Keith Jarrett's masterful Testament

Keith Jarrett’s Paris/London: Testament (on the ECM label), a three-CD set consisting of two live solo concerts, is a stunning album, a career peak.

I’ve seen Jarrett play solo at Carnegie Hall twice in the past few years and my jaw dropped at both. (Both concerts were recorded; one was released as an album in 2006, which I listed as the second-best of that year, topped only by Ornette Coleman’s Sound Grammar.) But those New York dates were nothing compared to what Jarrett ekes from the keyboard here.

All of the music is totally improvised, not in the sense of typical jazz improvisations, which take off from a standard song or theme. No, Jarrett sits at the piano and invents something entirely from scratch, extends it for a while, stops, then invents something else entirely from scratch, then does it again, and again, and again.

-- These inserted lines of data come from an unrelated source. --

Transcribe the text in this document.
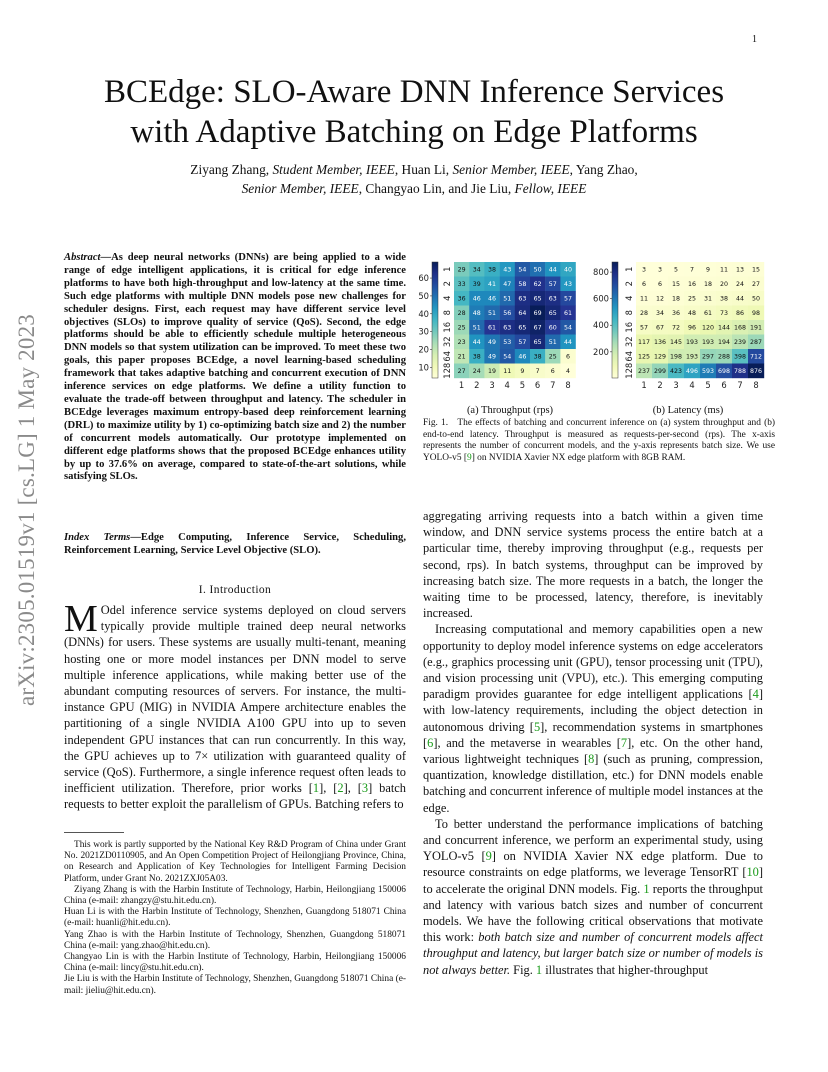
1
arXiv:2305.01519v1 [cs.LG] 1 May 2023
BCEdge: SLO-Aware DNN Inference Services
with Adaptive Batching on Edge Platforms
Ziyang Zhang, Student Member, IEEE, Huan Li, Senior Member, IEEE, Yang Zhao,
Senior Member, IEEE, Changyao Lin, and Jie Liu, Fellow, IEEE
Abstract—As deep neural networks (DNNs) are being applied to a wide range of edge intelligent applications, it is critical for edge inference platforms to have both high-throughput and low-latency at the same time. Such edge platforms with multiple DNN models pose new challenges for scheduler designs. First, each request may have different service level objectives (SLOs) to improve quality of service (QoS). Second, the edge platforms should be able to efficiently schedule multiple heterogeneous DNN models so that system utilization can be improved. To meet these two goals, this paper proposes BCEdge, a novel learning-based scheduling framework that takes adaptive batching and concurrent execution of DNN inference services on edge platforms. We define a utility function to evaluate the trade-off between throughput and latency. The scheduler in BCEdge leverages maximum entropy-based deep reinforcement learning (DRL) to maximize utility by 1) co-optimizing batch size and 2) the number of concurrent models automatically. Our prototype implemented on different edge platforms shows that the proposed BCEdge enhances utility by up to 37.6% on average, compared to state-of-the-art solutions, while satisfying SLOs.
Index Terms—Edge Computing, Inference Service, Scheduling, Reinforcement Learning, Service Level Objective (SLO).
I. Introduction
M Odel inference service systems deployed on cloud servers typically provide multiple trained deep neural networks (DNNs) for users. These systems are usually multi-tenant, meaning hosting one or more model instances per DNN model to serve multiple inference applications, while making better use of the abundant computing resources of servers. For instance, the multi-instance GPU (MIG) in NVIDIA Ampere architecture enables the partitioning of a single NVIDIA A100 GPU into up to seven independent GPU instances that can run concurrently. In this way, the GPU achieves up to 7× utilization with guaranteed quality of service (QoS). Furthermore, a single inference request often leads to inefficient utilization. Therefore, prior works [1], [2], [3] batch requests to better exploit the parallelism of GPUs. Batching refers to

This work is partly supported by the National Key R&D Program of China under Grant No. 2021ZD0110905, and An Open Competition Project of Heilongjiang Province, China, on Research and Application of Key Technologies for Intelligent Farming Decision Platform, under Grant No. 2021ZXJ05A03.

Ziyang Zhang is with the Harbin Institute of Technology, Harbin, Heilongjiang 150006 China (e-mail: zhangzy@stu.hit.edu.cn).

Huan Li is with the Harbin Institute of Technology, Shenzhen, Guangdong 518071 China (e-mail: huanli@hit.edu.cn).

Yang Zhao is with the Harbin Institute of Technology, Shenzhen, Guangdong 518071 China (e-mail: yang.zhao@hit.edu.cn).

Changyao Lin is with the Harbin Institute of Technology, Harbin, Heilongjiang 150006 China (e-mail: lincy@stu.hit.edu.cn).

Jie Liu is with the Harbin Institute of Technology, Shenzhen, Guangdong 518071 China (e-mail: jieliu@hit.edu.cn).

10
20
30
40
50
60
29 34 38 43 54 50 44 40
33 39 41 47 58 62 57 43
36 46 46 51 63 65 63 57
28 48 51 56 64 69 65 61
25 51 61 63 65 67 60 54
23 44 49 53 57 65 51 44
21 38 49 54 46 38 25 6
27 24 19 11 9 7 6 4
1
2
4
8
16
32
64
128
1 2 3 4 5 6 7 8
200
400
600
800	3 3 5 7 9 11 13 15
6 6 15 16 18 20 24 27
11 12 18 25 31 38 44 50
28 34 36 48 61 73 86 98
57 67 72 96 120 144 168 191
117 136 145 193 193 194 239 287
125 129 198 193 297 288 398 712
237 299 423 496 593 698 788 876
1
2
4
8
16
32
64
128
1 2 3 4 5 6 7 8
(a) Throughput (rps)	(b) Latency (ms)
Fig. 1.   The effects of batching and concurrent inference on (a) system throughput and (b) end-to-end latency. Throughput is measured as requests-per-second (rps). The x-axis represents the number of concurrent models, and the y-axis represents batch size. We use YOLO-v5 [9] on NVIDIA Xavier NX edge platform with 8GB RAM.

aggregating arriving requests into a batch within a given time window, and DNN service systems process the entire batch at a particular time, thereby improving throughput (e.g., requests per second, rps). In batch systems, throughput can be improved by increasing batch size. The more requests in a batch, the longer the waiting time to be processed, latency, therefore, is inevitably increased.

Increasing computational and memory capabilities open a new opportunity to deploy model inference systems on edge accelerators (e.g., graphics processing unit (GPU), tensor processing unit (TPU), and vision processing unit (VPU), etc.). This emerging computing paradigm provides guarantee for edge intelligent applications [4] with low-latency requirements, including the object detection in autonomous driving [5], recommendation systems in smartphones [6], and the metaverse in wearables [7], etc. On the other hand, various lightweight techniques [8] (such as pruning, compression, quantization, knowledge distillation, etc.) for DNN models enable batching and concurrent inference of multiple model instances at the edge.

To better understand the performance implications of batching and concurrent inference, we perform an experimental study, using YOLO-v5 [9] on NVIDIA Xavier NX edge platform. Due to resource constraints on edge platforms, we leverage TensorRT [10] to accelerate the original DNN models. Fig. 1 reports the throughput and latency with various batch sizes and number of concurrent models. We have the following critical observations that motivate this work: both batch size and number of concurrent models affect throughput and latency, but larger batch size or number of models is not always better. Fig. 1 illustrates that higher-throughput
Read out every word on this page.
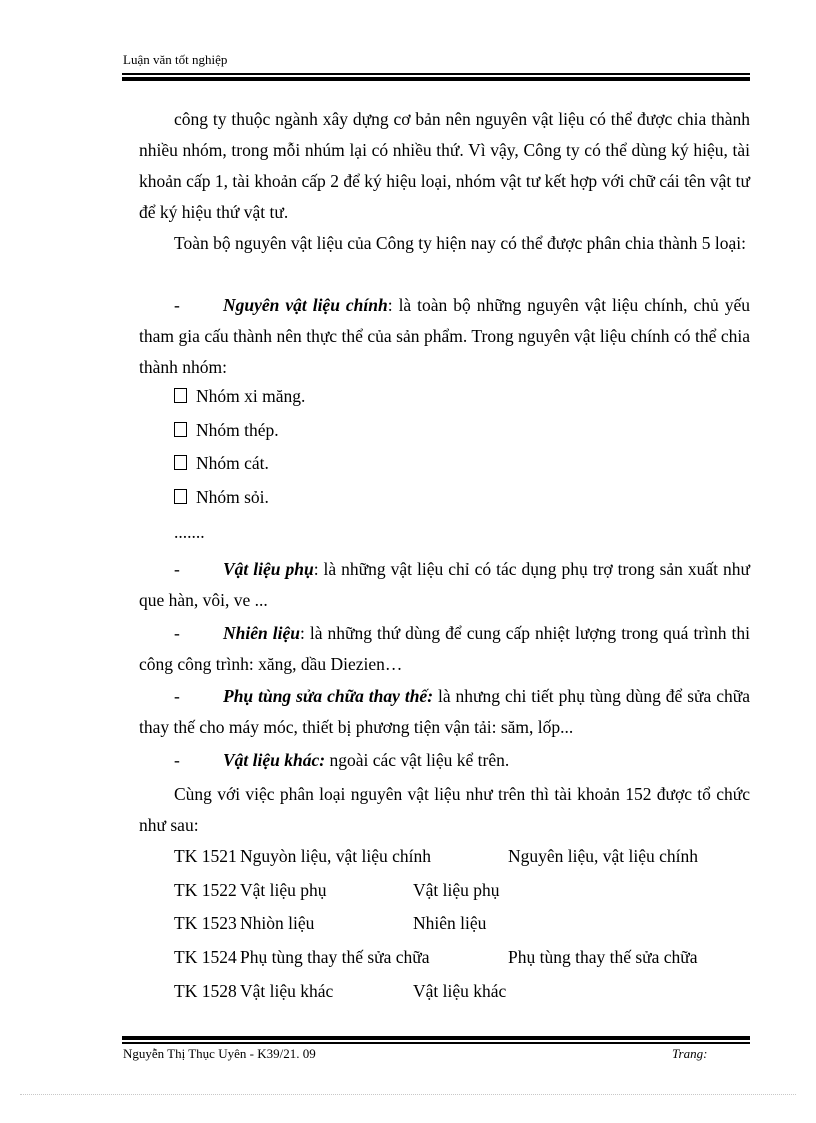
Luận văn tốt nghiệp
công ty thuộc ngành xây dựng cơ bản nên nguyên vật liệu có thể được chia thành nhiều nhóm, trong mỗi nhúm lại có nhiều thứ. Vì vậy, Công ty có thể dùng ký hiệu, tài khoản cấp 1, tài khoản cấp 2 để ký hiệu loại, nhóm vật tư kết hợp với chữ cái tên vật tư để ký hiệu thứ vật tư.
Toàn bộ nguyên vật liệu của Công ty hiện nay có thể được phân chia thành 5 loại:
- Nguyên vật liệu chính: là toàn bộ những nguyên vật liệu chính, chủ yếu tham gia cấu thành nên thực thể của sản phẩm. Trong nguyên vật liệu chính có thể chia thành nhóm:
Nhóm xi măng.
Nhóm thép.
Nhóm cát.
Nhóm sỏi.
.......
- Vật liệu phụ: là những vật liệu chỉ có tác dụng phụ trợ trong sản xuất như que hàn, vôi, ve ...
- Nhiên liệu: là những thứ dùng để cung cấp nhiệt lượng trong quá trình thi công công trình: xăng, dầu Diezien…
- Phụ tùng sửa chữa thay thế: là nhưng chi tiết phụ tùng dùng để sửa chữa thay thế cho máy móc, thiết bị phương tiện vận tải: săm, lốp...
- Vật liệu khác: ngoài các vật liệu kể trên.
Cùng với việc phân loại nguyên vật liệu như trên thì tài khoản 152 được tổ chức như sau:
TK 1521 Nguyòn liệu, vật liệu chính	Nguyên liệu, vật liệu chính
TK 1522 Vật liệu phụ	Vật liệu phụ
TK 1523 Nhiòn liệu	Nhiên liệu
TK 1524 Phụ tùng thay thế sửa chữa	Phụ tùng thay thế sửa chữa
TK 1528 Vật liệu khác	Vật liệu khác
Nguyễn Thị Thục Uyên - K39/21. 09	Trang:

A couple decades ago, Jarrett would spin rhapsodic with these improvisations, for an hour or more. Lately, he’s tightened up, treating them as pieces of a suite. Of the 20 tracks on these three discs, only five last longer (and, even then, they’re just a little bit longer) than 10 minutes. They’re so tight, you’d think they were well-wrought compositions.

It must be exhausting to do this.

Disc 1, recorded at the Salle Pleyel in Paris on Nov. 26 of last year, is riveting: dense tone clusters, stormy sheets of sound, like something out of late Debussy, but with a knife-sharp blues edge. The fever is so pitched that when he segues into an elegy toward the end of the concert, it feels like some barrier has been broken; the effect is heroic.

The concert on Discs 2 and 3, laid down just five days later at the Royal Festival Hall in London, is structured more like the other Jarrett solo concerts I’ve seen, alternating between abstract constructions and stirring ballads. But he’s digging deeper into his melodies, stretching wider in his harmonies, at once anchoring and altering the rhythms with more swing and soul than usual. The middle of the concert, from the start of Disc 3, weighs down a bit, but he bursts free of the repetition with a gospel cadence that’s rollicking in its intensity.

It brings down the house.

Martin Pearson’s engineering is, as always, superb, capturing the piano’s percussive glow; the bass notes grumble clearly, and the pedal action is palpable.

P.S. Yes, Keith hums and moans now and then, and it can be distracting. But if he really needs these eruptions to summon such depths of music, then I'd say the trade-off is worth it.